Mirana wondered about that, but said, pleased, even as she shook her head, “Well, we won’t shout as yet.”

“Ah, no, obedient sheep we’ll be,” said Amma and she gave Mirana a fat smile.

“Say nothing to Sculla,” Mirana told Amma. “Even though he is a faithful husband, he is still a man, and a man is more loyal to other men in many things than to his wife.”

“I’ll say not a word,” Amma said, then she laughed. “I will prepare a barley soup that will make the men weep with pleasure.”

“And what of Entti?” Mirana asked.

“Ah, that sweet little simpleton will do as she’s told,” Old Alna said. “She has cooked the swill, we’ve not lied about that. Asta hands her pine bark and she adds it to the stew. Amma gives her turnip root and she merrily grinds it into a paste to throw into a soup.”

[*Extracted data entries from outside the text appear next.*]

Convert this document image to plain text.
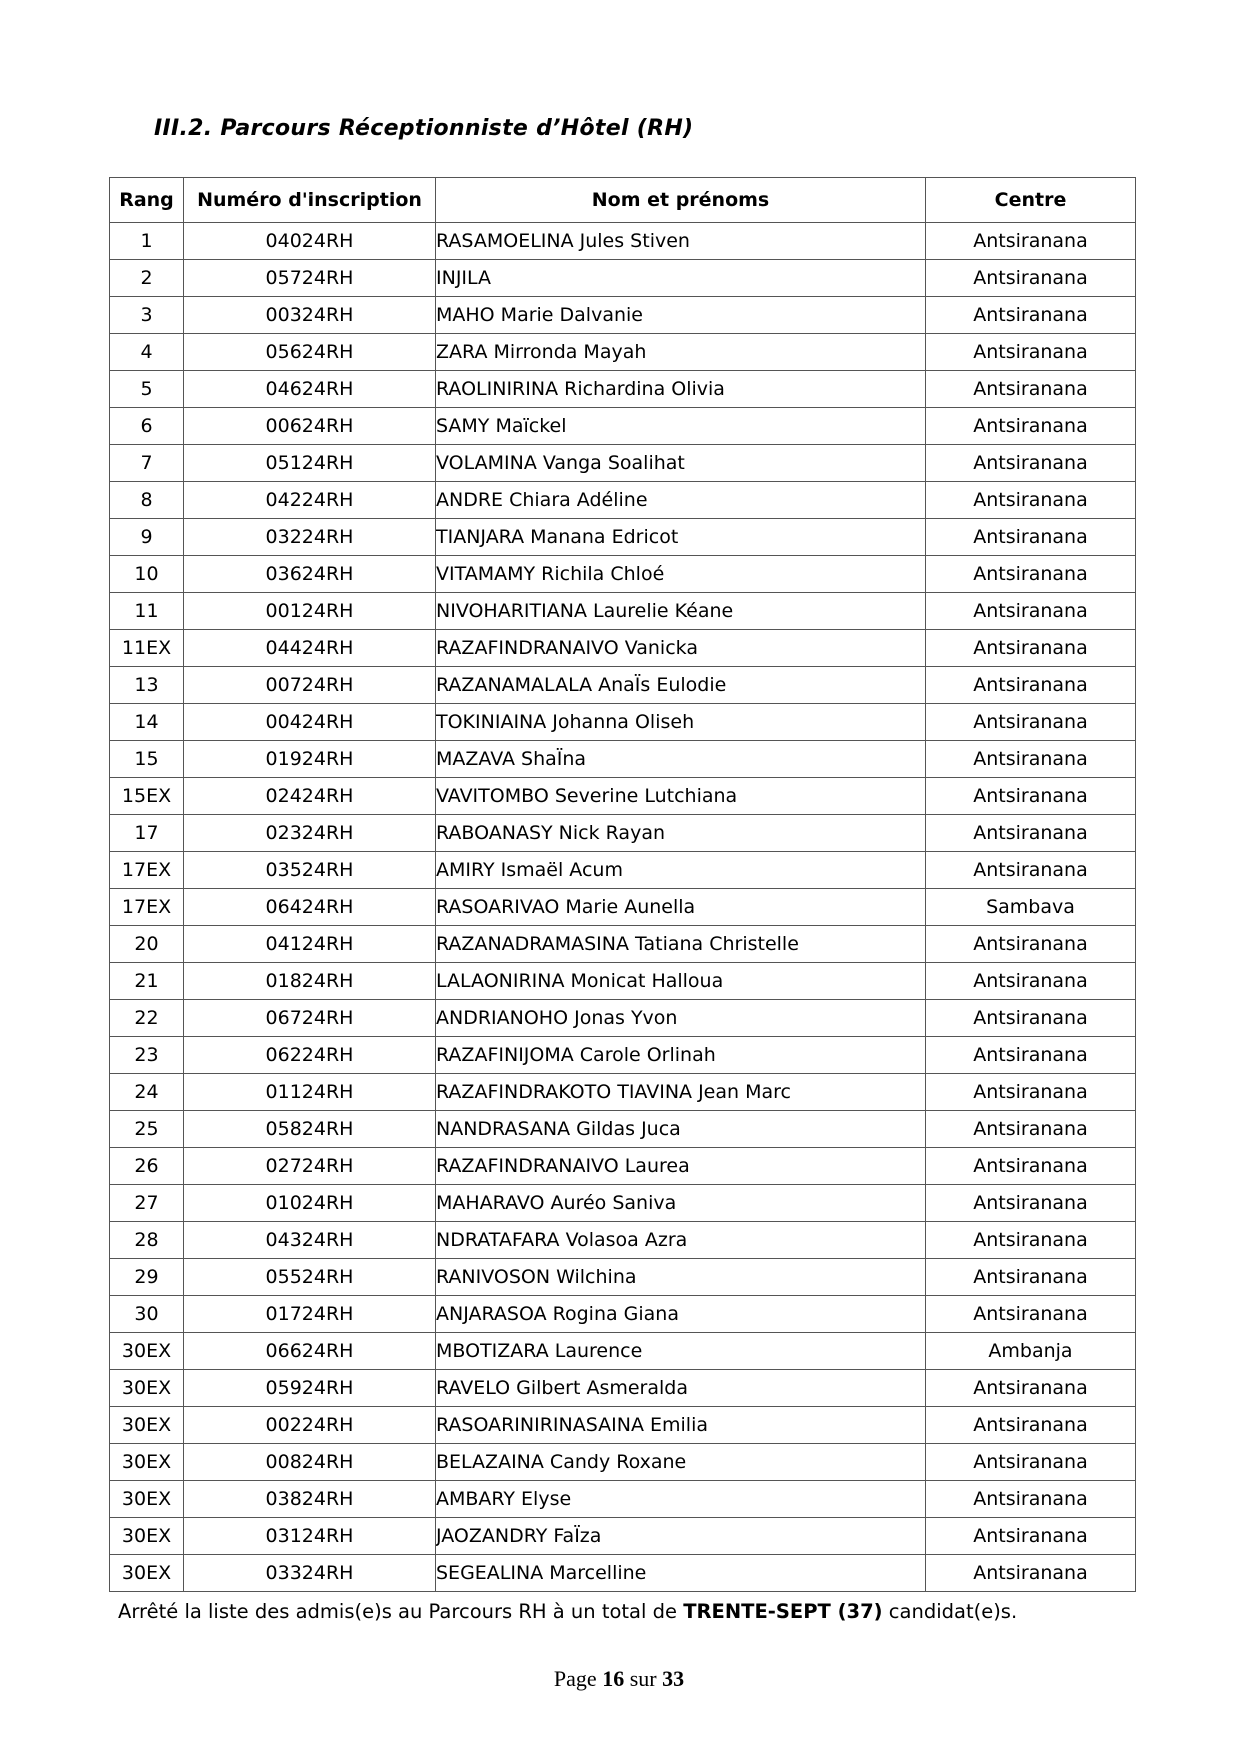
III.2. Parcours Réceptionniste d’Hôtel (RH)
Rang	Numéro d'inscription	Nom et prénoms	Centre
1	04024RH	RASAMOELINA Jules Stiven	Antsiranana
2	05724RH	INJILA	Antsiranana
3	00324RH	MAHO Marie Dalvanie	Antsiranana
4	05624RH	ZARA Mirronda Mayah	Antsiranana
5	04624RH	RAOLINIRINA Richardina Olivia	Antsiranana
6	00624RH	SAMY Maïckel	Antsiranana
7	05124RH	VOLAMINA Vanga Soalihat	Antsiranana
8	04224RH	ANDRE Chiara Adéline	Antsiranana
9	03224RH	TIANJARA Manana Edricot	Antsiranana
10	03624RH	VITAMAMY Richila Chloé	Antsiranana
11	00124RH	NIVOHARITIANA Laurelie Kéane	Antsiranana
11EX	04424RH	RAZAFINDRANAIVO Vanicka	Antsiranana
13	00724RH	RAZANAMALALA AnaÏs Eulodie	Antsiranana
14	00424RH	TOKINIAINA Johanna Oliseh	Antsiranana
15	01924RH	MAZAVA ShaÏna	Antsiranana
15EX	02424RH	VAVITOMBO Severine Lutchiana	Antsiranana
17	02324RH	RABOANASY Nick Rayan	Antsiranana
17EX	03524RH	AMIRY Ismaël Acum	Antsiranana
17EX	06424RH	RASOARIVAO Marie Aunella	Sambava
20	04124RH	RAZANADRAMASINA Tatiana Christelle	Antsiranana
21	01824RH	LALAONIRINA Monicat Halloua	Antsiranana
22	06724RH	ANDRIANOHO Jonas Yvon	Antsiranana
23	06224RH	RAZAFINIJOMA Carole Orlinah	Antsiranana
24	01124RH	RAZAFINDRAKOTO TIAVINA Jean Marc	Antsiranana
25	05824RH	NANDRASANA Gildas Juca	Antsiranana
26	02724RH	RAZAFINDRANAIVO Laurea	Antsiranana
27	01024RH	MAHARAVO Auréo Saniva	Antsiranana
28	04324RH	NDRATAFARA Volasoa Azra	Antsiranana
29	05524RH	RANIVOSON Wilchina	Antsiranana
30	01724RH	ANJARASOA Rogina Giana	Antsiranana
30EX	06624RH	MBOTIZARA Laurence	Ambanja
30EX	05924RH	RAVELO Gilbert Asmeralda	Antsiranana
30EX	00224RH	RASOARINIRINASAINA Emilia	Antsiranana
30EX	00824RH	BELAZAINA Candy Roxane	Antsiranana
30EX	03824RH	AMBARY Elyse	Antsiranana
30EX	03124RH	JAOZANDRY FaÏza	Antsiranana
30EX	03324RH	SEGEALINA Marcelline	Antsiranana
Arrêté la liste des admis(e)s au Parcours RH à un total de TRENTE-SEPT (37) candidat(e)s.
Page 16 sur 33
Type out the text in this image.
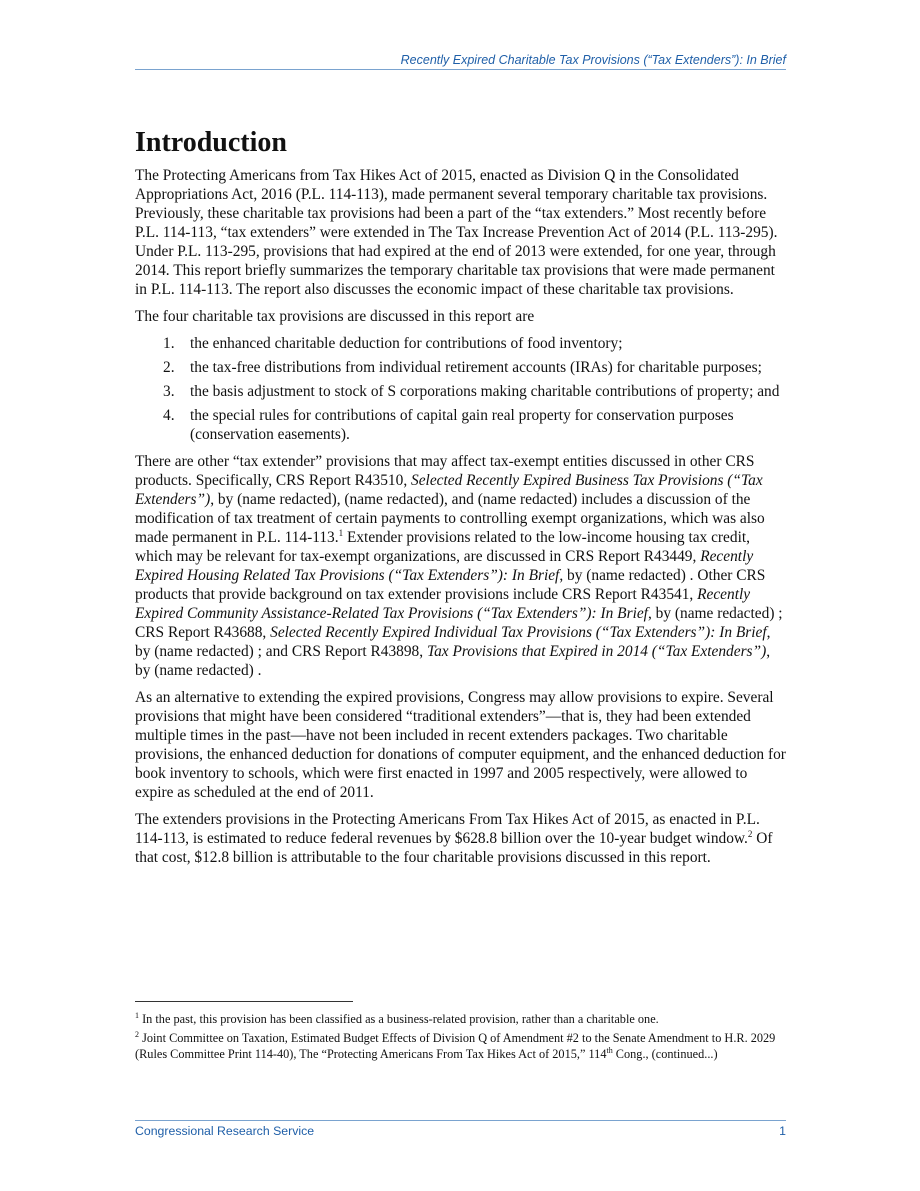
Recently Expired Charitable Tax Provisions (“Tax Extenders”): In Brief
Introduction

The Protecting Americans from Tax Hikes Act of 2015, enacted as Division Q in the Consolidated Appropriations Act, 2016 (P.L. 114-113), made permanent several temporary charitable tax provisions. Previously, these charitable tax provisions had been a part of the “tax extenders.” Most recently before P.L. 114-113, “tax extenders” were extended in The Tax Increase Prevention Act of 2014 (P.L. 113-295). Under P.L. 113-295, provisions that had expired at the end of 2013 were extended, for one year, through 2014. This report briefly summarizes the temporary charitable tax provisions that were made permanent in P.L. 114-113. The report also discusses the economic impact of these charitable tax provisions.

The four charitable tax provisions are discussed in this report are

1. the enhanced charitable deduction for contributions of food inventory;
2. the tax-free distributions from individual retirement accounts (IRAs) for charitable purposes;
3. the basis adjustment to stock of S corporations making charitable contributions of property; and
4. the special rules for contributions of capital gain real property for conservation purposes (conservation easements).

There are other “tax extender” provisions that may affect tax-exempt entities discussed in other CRS products. Specifically, CRS Report R43510, Selected Recently Expired Business Tax Provisions (“Tax Extenders”), by (name redacted), (name redacted), and (name redacted) includes a discussion of the modification of tax treatment of certain payments to controlling exempt organizations, which was also made permanent in P.L. 114-113.$^1$ Extender provisions related to the low-income housing tax credit, which may be relevant for tax-exempt organizations, are discussed in CRS Report R43449, Recently Expired Housing Related Tax Provisions (“Tax Extenders”): In Brief, by (name redacted) . Other CRS products that provide background on tax extender provisions include CRS Report R43541, Recently Expired Community Assistance-Related Tax Provisions (“Tax Extenders”): In Brief, by (name redacted) ; CRS Report R43688, Selected Recently Expired Individual Tax Provisions (“Tax Extenders”): In Brief, by (name redacted) ; and CRS Report R43898, Tax Provisions that Expired in 2014 (“Tax Extenders”), by (name redacted) .

As an alternative to extending the expired provisions, Congress may allow provisions to expire. Several provisions that might have been considered “traditional extenders”—that is, they had been extended multiple times in the past—have not been included in recent extenders packages. Two charitable provisions, the enhanced deduction for donations of computer equipment, and the enhanced deduction for book inventory to schools, which were first enacted in 1997 and 2005 respectively, were allowed to expire as scheduled at the end of 2011.

The extenders provisions in the Protecting Americans From Tax Hikes Act of 2015, as enacted in P.L. 114-113, is estimated to reduce federal revenues by $628.8 billion over the 10-year budget window.$^2$ Of that cost, $12.8 billion is attributable to the four charitable provisions discussed in this report.

$^1$ In the past, this provision has been classified as a business-related provision, rather than a charitable one.

$^2$ Joint Committee on Taxation, Estimated Budget Effects of Division Q of Amendment #2 to the Senate Amendment to H.R. 2029 (Rules Committee Print 114-40), The “Protecting Americans From Tax Hikes Act of 2015,” 114th Cong., (continued...)

Congressional Research Service	1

“Aye, with a sweet empty smile on her face. Now we’ll let her watch,” Amma said.

8

SHE LAY ON her side on the floor, wrapped in a single blanket. Her left wrist was chained tonight because he’d looked at the bruises on her right wrist, said nothing at all, and chained her left.

He hadn’t fondled her again, had scarcely even looked at her once they’d returned to the longhouse. She thought about her meeting with Amma and Old Alna. She was doubtless a fool to involve herself with the women’s problems, but the urge had been strong inside her and she’d done it. She hoped her plan would work. She hoped Rorik would wait to make his threats to the women, just a day, just to see if perhaps their fear of him would better their cooking. Aye, and when it did, how he would preen. How all the men would strut about, feeling so pleased with themselves. But not for very long. She wished she didn’t like the women so very much, but she did. She felt kinship with them now.

She listened to Rorik’s deep even breathing. She closed her own eyes and tried to copy his rhythm. It didn’t work. She lay there wondering what would become of her, wondering what Einar was doing to find her, if he was doing anything. She might brag of her half-brother before Rorik, but to herself, she admitted the truth. No, she had no idea at all what Einar would do. He was a strange man; she’d never understood the way he thought, why he behaved as he did.

Suddenly, Rorik’s breathing hitched, his chest heaved, and he groaned deep in his throat. He cried out, and then moaned, his voice deep and raw and filled with pain, “Nay! By Thor, nay! Inga, don’t leave me! By all the gods, no!”